1. I was angry not because I played poorly, but because I didn’t play up to my expectations. It wasn’t about not performing, it was about not performing up to the perceived expectations and pressures. In sum, it was about my pride. My pride fueled anger and resentment, and consumed me to the point that I didn’t, actually I couldn’t, enjoy the time there. I was embarrassed and blinded, and at the end regretful that I wasted a precious weekend.
2. There is so much in my heart that still needs to believe the Gospel. Why should a bad performance with guys who love me and a game that I love cause me so much anger? Because I put my worth and identity into it. I forgot the Gospel. I forgot that the only thing that really matters at the end of the day is that my eternity is secure, my hopes founded, and my identity is established in Him. No game, no sport can give me that, and when I forget that, suddenly a single game of golf has immense consequences. In short, me anger is fueled by my lack of belief in so many areas.
3. Finally, judging from the way I reacted, it’s clear to me that golf has become more than passion for me, it’s an idol. When our idols are under attack (in this case, by playing poorly and losing over and over again), we respond in defensiveness, anger, and hatred towards whatever and whomever challenges that.

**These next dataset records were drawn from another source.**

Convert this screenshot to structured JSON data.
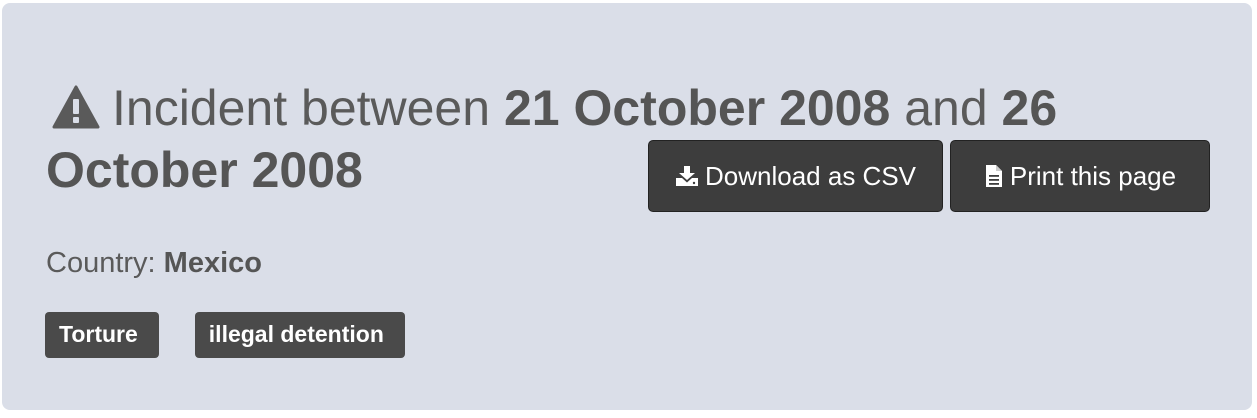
{
  "incident": {
    "prefix": "Incident between",
    "start_date": "21 October 2008",
    "connector": "and",
    "end_date": "26 October 2008",
    "icon": "warning-triangle-icon"
  },
  "actions": {
    "download_label": "Download as CSV",
    "download_icon": "download-icon",
    "print_label": "Print this page",
    "print_icon": "document-icon"
  },
  "country": {
    "label": "Country:",
    "value": "Mexico"
  },
  "tags": [
    "Torture",
    "illegal detention"
  ],
  "colors": {
    "panel_bg": "#dadee8",
    "button_bg": "#3d3d3d",
    "tag_bg": "#4a4a4a",
    "text": "#5a5a5a"
  }
}
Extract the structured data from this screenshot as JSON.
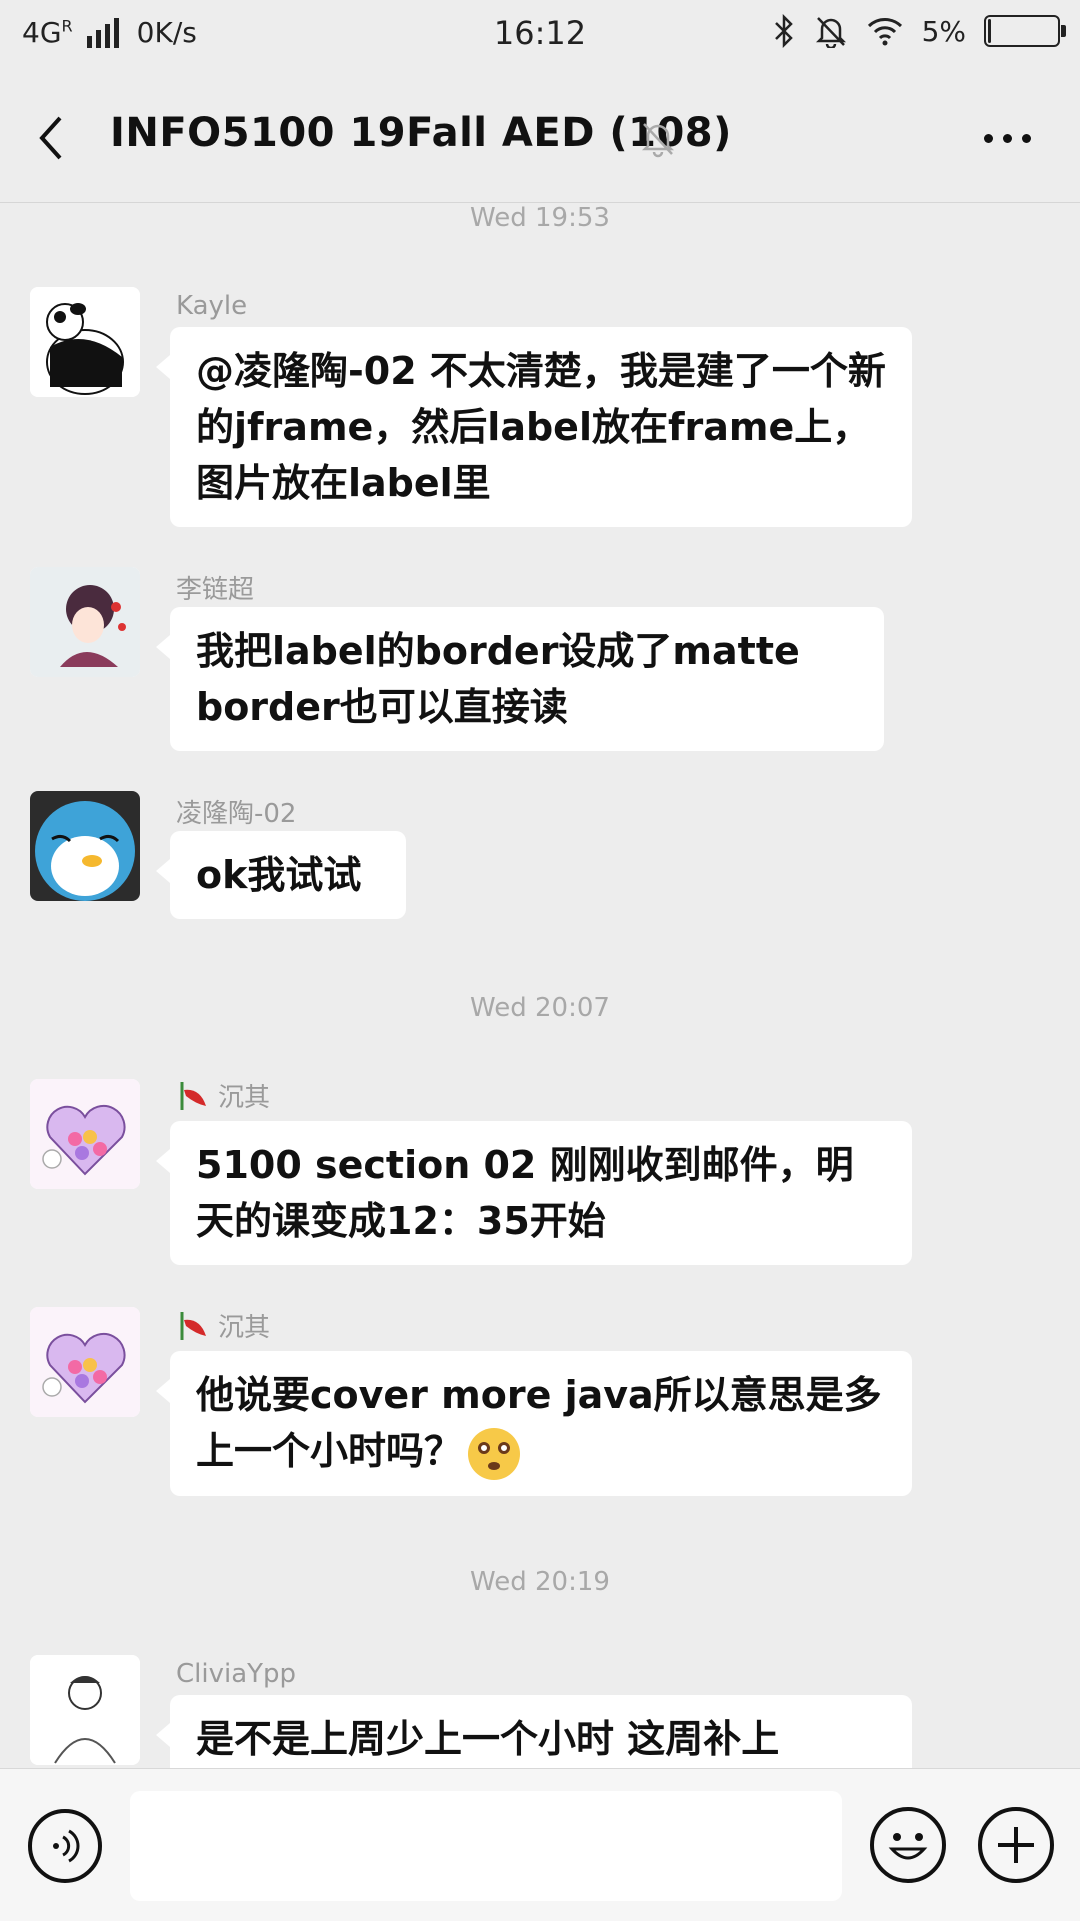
{
  "status_bar": {
    "network": "4G",
    "network_sup": "R",
    "speed": "0K/s",
    "time": "16:12",
    "battery_pct_label": "5%",
    "battery_level": 0.05
  },
  "header": {
    "title": "INFO5100 19Fall AED (108)"
  },
  "messages": [
    {
      "timestamp": "Wed 19:53"
    },
    {
      "sender": "Kayle",
      "text": "@凌隆陶-02 不太清楚，我是建了一个新的jframe，然后label放在frame上，图片放在label里"
    },
    {
      "sender": "李链超",
      "text": "我把label的border设成了matte border也可以直接读"
    },
    {
      "sender": "凌隆陶-02",
      "text": "ok我试试"
    },
    {
      "timestamp": "Wed 20:07"
    },
    {
      "sender": "沉其",
      "text": "5100 section 02 刚刚收到邮件，明天的课变成12：35开始"
    },
    {
      "sender": "沉其",
      "text": "他说要cover more java所以意思是多上一个小时吗？"
    },
    {
      "timestamp": "Wed 20:19"
    },
    {
      "sender": "CliviaYpp",
      "text": "是不是上周少上一个小时 这周补上"
    }
  ],
  "colors": {
    "background": "#ededed",
    "bubble": "#ffffff",
    "timestamp": "#a8a8a8"
  }
}
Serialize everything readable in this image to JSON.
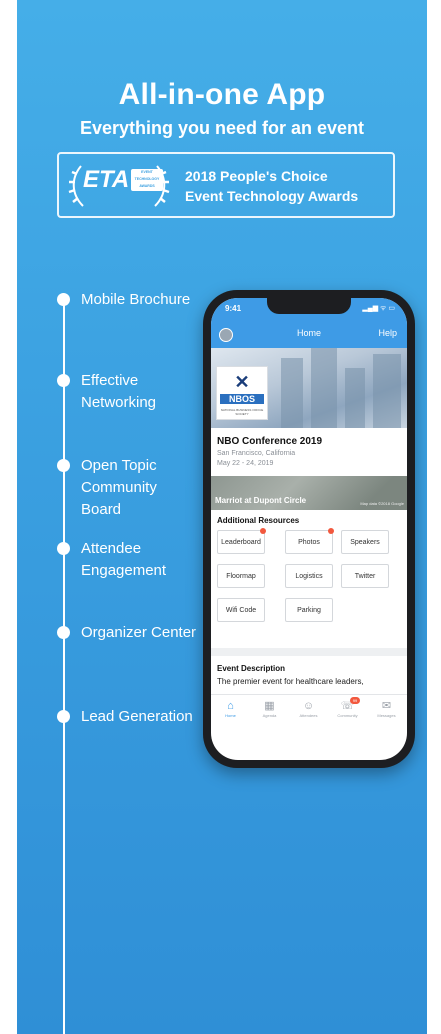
{
  "hero": {
    "title": "All-in-one App",
    "subtitle": "Everything you need for an event"
  },
  "award": {
    "logo_text": "ETA",
    "logo_small": "EVENT TECHNOLOGY AWARDS",
    "line1": "2018 People's Choice",
    "line2": "Event Technology Awards"
  },
  "features": [
    "Mobile Brochure",
    "Effective Networking",
    "Open Topic Community Board",
    "Attendee Engagement",
    "Organizer Center",
    "Lead Generation"
  ],
  "phone": {
    "time": "9:41",
    "status": "▂▄▆ ᯤ ▭",
    "home": "Home",
    "help": "Help",
    "logo_mark": "✕",
    "logo_name": "NBOS",
    "logo_tagline": "NATIONAL BUSINESS OFFICE SOCIETY",
    "conference_title": "NBO Conference 2019",
    "location": "San Francisco, California",
    "dates": "May 22 - 24, 2019",
    "map_label": "Marriot at Dupont Circle",
    "map_legal": "Map data ©2018 Google",
    "resources_title": "Additional Resources",
    "resources": [
      "Leaderboard",
      "Photos",
      "Speakers",
      "Floormap",
      "Logistics",
      "Twitter",
      "Wifi Code",
      "Parking"
    ],
    "description_title": "Event Description",
    "description_text": "The premier event for healthcare leaders,",
    "tabs": [
      "Home",
      "Agenda",
      "Attendees",
      "Community",
      "Messages"
    ],
    "community_badge": "99"
  },
  "colors": {
    "panel_top": "#45aee8",
    "panel_bottom": "#2f8fd6",
    "app_blue": "#3e9be6",
    "badge_red": "#f2583e"
  },
  "icons": [
    "laurel-icon",
    "home-icon",
    "agenda-icon",
    "attendees-icon",
    "community-icon",
    "messages-icon"
  ]
}
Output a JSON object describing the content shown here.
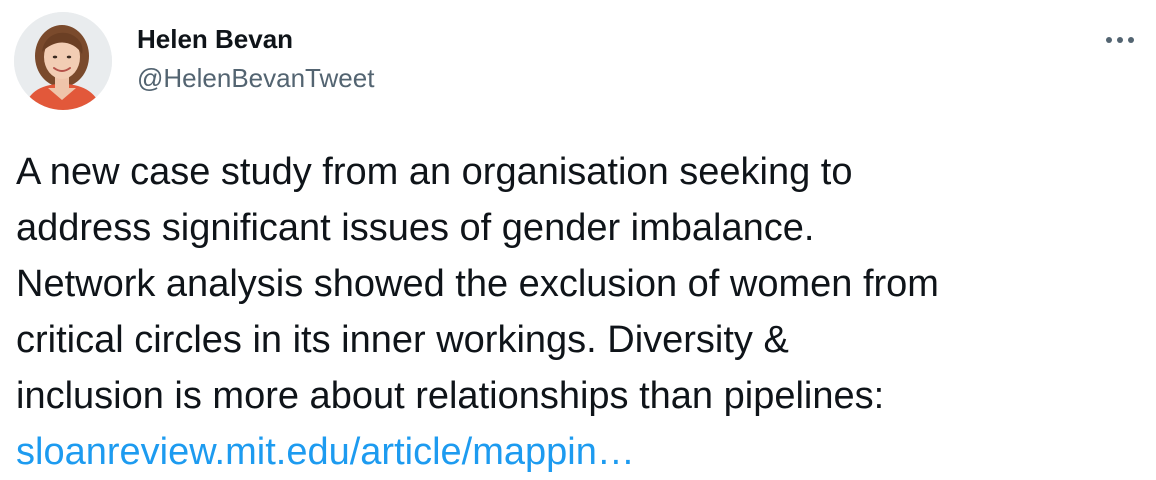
{
  "author": {
    "display_name": "Helen Bevan",
    "handle": "@HelenBevanTweet",
    "avatar_icon": "profile-photo"
  },
  "more_icon": "more-options-icon",
  "tweet": {
    "lines": [
      "A new case study from an organisation seeking to",
      "address significant issues of gender imbalance.",
      "Network analysis showed the exclusion of women from",
      "critical circles in its inner workings. Diversity &",
      "inclusion is more about relationships than pipelines:"
    ],
    "link_text": "sloanreview.mit.edu/article/mappin…"
  },
  "colors": {
    "text": "#0f1419",
    "secondary": "#536471",
    "link": "#1d9bf0"
  }
}
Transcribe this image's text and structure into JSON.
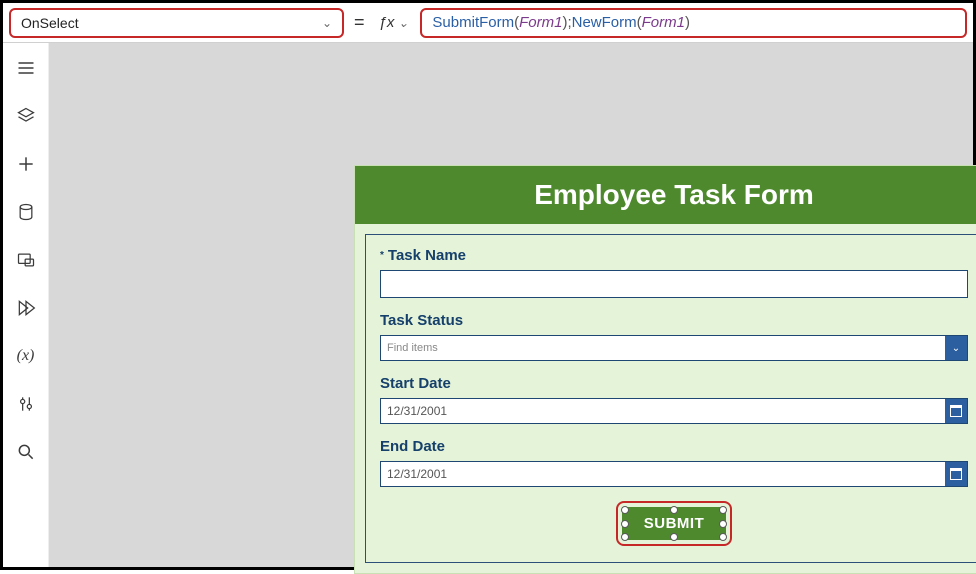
{
  "propertyDropdown": {
    "value": "OnSelect"
  },
  "formula": {
    "fn1": "SubmitForm",
    "arg1": "Form1",
    "fn2": "NewForm",
    "arg2": "Form1"
  },
  "rail": {
    "tree": "tree-view-icon",
    "layers": "layers-icon",
    "insert": "insert-icon",
    "data": "data-icon",
    "media": "media-icon",
    "power": "power-automate-icon",
    "vars": "variables-icon",
    "tools": "tools-icon",
    "search": "search-icon"
  },
  "form": {
    "title": "Employee Task Form",
    "fields": {
      "taskName": {
        "label": "Task Name"
      },
      "taskStatus": {
        "label": "Task Status",
        "placeholder": "Find items"
      },
      "startDate": {
        "label": "Start Date",
        "value": "12/31/2001"
      },
      "endDate": {
        "label": "End Date",
        "value": "12/31/2001"
      }
    },
    "submit": "SUBMIT"
  }
}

Such was the case for me. What’s the best way to put down an idol? To remove it and destroy it. Stay tuned on what happens here.
Finally, I’m left grieving over my stupid and selfish reactions towards the weekend. I was a jerk, and I needed to ask forgiveness from the guys I offended. I missed out on what could have been a great weekend. I’m not sure at this point if I’ll be going back next year, but I can say that my eyes have been opened to a beast called pride that is alive and well within. What hope do I have for change? Only the Gospel of grace.